I don't know how many times I've put on a suit, gone over to a friend's house, and hung out with him sitting on the couch singing Christmas songs, but it's a lot.  So it struck me as perfectly normal for a couple macho bros like Bing and Frank to do that.  Sometimes solo, sometimes together, they worked their way through seven or eight classics like Rudolph the Red Nosed Reindeer, Silent Night, Away In A Manger, and finishing with Bing's tour-de-force White Christmas.  Somewhere in the middle they answer the door to find some carolers dressed in Victorian clothes, thereby giving the Binger and Ol' Blue Eyes a chance to sing a little louder for a couple tunes.

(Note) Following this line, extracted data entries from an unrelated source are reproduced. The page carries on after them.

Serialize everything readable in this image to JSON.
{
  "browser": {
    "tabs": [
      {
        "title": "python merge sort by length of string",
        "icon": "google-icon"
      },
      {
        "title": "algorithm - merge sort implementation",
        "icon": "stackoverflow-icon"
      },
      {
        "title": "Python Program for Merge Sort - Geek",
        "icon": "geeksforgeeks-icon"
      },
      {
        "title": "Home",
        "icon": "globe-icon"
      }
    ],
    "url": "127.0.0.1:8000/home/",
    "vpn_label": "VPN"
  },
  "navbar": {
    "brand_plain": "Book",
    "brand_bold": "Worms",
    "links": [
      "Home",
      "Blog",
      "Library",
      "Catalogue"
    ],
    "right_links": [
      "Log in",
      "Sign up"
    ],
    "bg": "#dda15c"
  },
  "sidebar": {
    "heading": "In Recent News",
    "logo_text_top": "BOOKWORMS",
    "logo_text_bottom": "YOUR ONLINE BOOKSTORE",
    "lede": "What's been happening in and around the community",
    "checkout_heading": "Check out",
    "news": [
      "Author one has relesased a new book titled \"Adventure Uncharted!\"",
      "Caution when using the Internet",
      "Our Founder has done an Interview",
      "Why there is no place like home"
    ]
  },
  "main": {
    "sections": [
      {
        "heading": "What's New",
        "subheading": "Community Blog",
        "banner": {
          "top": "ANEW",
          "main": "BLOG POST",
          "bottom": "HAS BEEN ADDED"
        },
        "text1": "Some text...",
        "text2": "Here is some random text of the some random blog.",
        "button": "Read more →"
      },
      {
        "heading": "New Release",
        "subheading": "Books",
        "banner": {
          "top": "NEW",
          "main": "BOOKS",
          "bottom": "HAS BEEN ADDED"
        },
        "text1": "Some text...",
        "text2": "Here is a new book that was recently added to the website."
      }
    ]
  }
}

Sinatra is credited as being the director.  This special was filmed in color despite being broadcast in a decidedly black and white tv era.  Bing comes off as more relaxed and sings better.  Frank appears more distracted, stiff, and appears to be reading cue cards for a lot of the lyrics.  It's amazing how little movement there is on camera.  They just stand next to the bar or sit on a couch and sing, with one unchanging camera shot the entire song.  The camera never zooms in or cuts to a different angle.  In the fifties you didn't need a bunch of quck camera cuts, you just needed Bing and Frank sitting on a contemporary couch singing Oh Come All Ye Faithful.  There wasn't much else to do in those days other than sit around and wait on the internet to be invented.